# Oscillation of the summatory Möbius function

Let the Mertens function $$M(x) = \sum_{n \le x} \mu(n)$$ I assume (perhaps foolishly) that it is known that $M(x)$ changes sign infinitely often. If that's true, the question is a quantitative version :

How many sign changes of $M(x)$ are there between $1$ and $y$ (asymptotically) ?

**ADDITION* GH from MO cites a result which gives a logarithmic number of changes. This, while better than nothing, is not (empirically the truth): for $N=1000000,$ you get around $5500$ sign changes, for $N=10000000,$ around $12000,$ and here is the graph of the total number of sign changes.This looks square-rootish. Now, what is even more interesting is that for a symmetric random walk, the number of returns to the origin is asymptotic to $\frac{2}{\pi} \sqrt{N},$ which is much smaller than this. (see https://math.stackexchange.com/questions/1338097/expected-number-of-times-random-walk-crosses-0-line for deviation). The difference is even more striking, if you remember that a lot of numbers are non-square-free.

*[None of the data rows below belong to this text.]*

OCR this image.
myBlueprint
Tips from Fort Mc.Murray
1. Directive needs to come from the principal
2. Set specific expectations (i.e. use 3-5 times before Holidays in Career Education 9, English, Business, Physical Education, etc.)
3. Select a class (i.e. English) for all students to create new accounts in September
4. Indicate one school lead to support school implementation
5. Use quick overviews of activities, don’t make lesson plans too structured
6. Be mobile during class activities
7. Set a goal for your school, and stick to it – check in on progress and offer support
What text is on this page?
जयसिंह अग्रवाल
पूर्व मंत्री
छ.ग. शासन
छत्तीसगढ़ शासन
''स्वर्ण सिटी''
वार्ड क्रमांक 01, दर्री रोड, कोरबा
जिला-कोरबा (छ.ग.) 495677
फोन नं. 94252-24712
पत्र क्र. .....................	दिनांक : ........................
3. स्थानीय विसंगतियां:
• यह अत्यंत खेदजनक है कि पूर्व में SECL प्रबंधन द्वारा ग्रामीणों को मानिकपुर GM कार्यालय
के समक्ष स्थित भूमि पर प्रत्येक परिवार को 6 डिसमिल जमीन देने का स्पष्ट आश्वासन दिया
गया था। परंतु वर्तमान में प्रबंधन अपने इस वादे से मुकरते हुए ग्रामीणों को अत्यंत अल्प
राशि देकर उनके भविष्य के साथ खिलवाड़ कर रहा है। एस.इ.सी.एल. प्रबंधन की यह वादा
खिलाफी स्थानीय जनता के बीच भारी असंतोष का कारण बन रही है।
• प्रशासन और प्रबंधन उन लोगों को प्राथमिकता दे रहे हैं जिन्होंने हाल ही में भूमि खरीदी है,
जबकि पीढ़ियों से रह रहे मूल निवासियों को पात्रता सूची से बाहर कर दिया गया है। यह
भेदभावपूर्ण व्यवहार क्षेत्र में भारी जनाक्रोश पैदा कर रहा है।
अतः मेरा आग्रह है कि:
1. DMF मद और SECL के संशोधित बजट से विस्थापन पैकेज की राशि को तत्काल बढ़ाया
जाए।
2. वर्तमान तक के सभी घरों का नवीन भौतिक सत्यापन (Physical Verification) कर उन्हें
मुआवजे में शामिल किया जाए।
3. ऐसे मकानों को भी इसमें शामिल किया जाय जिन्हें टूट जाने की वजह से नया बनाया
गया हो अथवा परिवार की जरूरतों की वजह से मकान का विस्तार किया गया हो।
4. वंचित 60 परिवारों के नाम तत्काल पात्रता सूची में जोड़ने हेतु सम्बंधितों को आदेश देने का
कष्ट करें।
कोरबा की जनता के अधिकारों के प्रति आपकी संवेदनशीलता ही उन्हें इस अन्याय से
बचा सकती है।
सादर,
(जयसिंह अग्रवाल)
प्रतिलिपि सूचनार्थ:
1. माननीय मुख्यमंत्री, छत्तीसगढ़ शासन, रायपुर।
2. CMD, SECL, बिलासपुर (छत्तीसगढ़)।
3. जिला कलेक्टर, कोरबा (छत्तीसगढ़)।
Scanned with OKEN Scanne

• It does change of sign infinitely often, otherwise the RH would be trivial since $\frac{1}{\zeta(s)}$ would have a singularity at its abscissa of convergence. What you want is a smooth real function $f(x)$ such that $\int_1^\infty M(x) \sin( f(x)) x^{-s-1}dx$ has a singularity at its abscissa of convergence. Look at $x-\psi(x)= \sum_\rho \frac{x^\rho}{\rho}+\mathcal{O}(1)$ then $M(x)=\sum_\rho \frac{x^\rho}{\rho\zeta'(\rho)} + \mathcal{O}(1)$ Jul 6, 2017 at 17:14
• Intuitively, the more sign changes, the less is $M(x)$ cause the elementary increasing is at most 1 ( $\vert M(n+1)-M(n)\vert\leq 1$ ). As RH is equivalent to $M(x)\ll_{\varepsilon}x^{1/2+\varepsilon}$ and $M(x)<x^{1/2}$ is known to be false, one can expect the number of sign changes below $x$ to be at most $x^{1/2+\varepsilon}$ too. Jul 7, 2017 at 9:57
• Let $S(x)$ be the number of sign changes of the Mertens function between 1 and $x$, $I(x)$ the average length of the intervals below x on which the sign of the Mertens function is constant and $m(x) : =\sup_{n\leq x}\vert M(n)\vert$. Maybe one can try to prove that 1) $S(x)m(x)\ll x$ and 2) $I(x)m(x)\asymp x^{1+o(1)}$ . Jul 7, 2017 at 14:53

Let $\gamma_1=14.1347251\dots$ be the imaginary part of the first $\zeta$-zero. It was proved by Kaczorowski and Pintz (Acta Math. Hungar. 48 (1986), 173-185, doi: 10.1007/BF01949062) that $M(x)$ has at least $(\gamma_1/\pi-o(1))\log y$ sign changes in $[1,y]$. See Corollary 4 in their paper (for $a=0$). The paper contains several other interesting and relevant results, such as an effective version of the quoted bound (see Corollary 5), or information on sign changes and oscillation in "shortish" intervals (see (2.2) and (2.3)).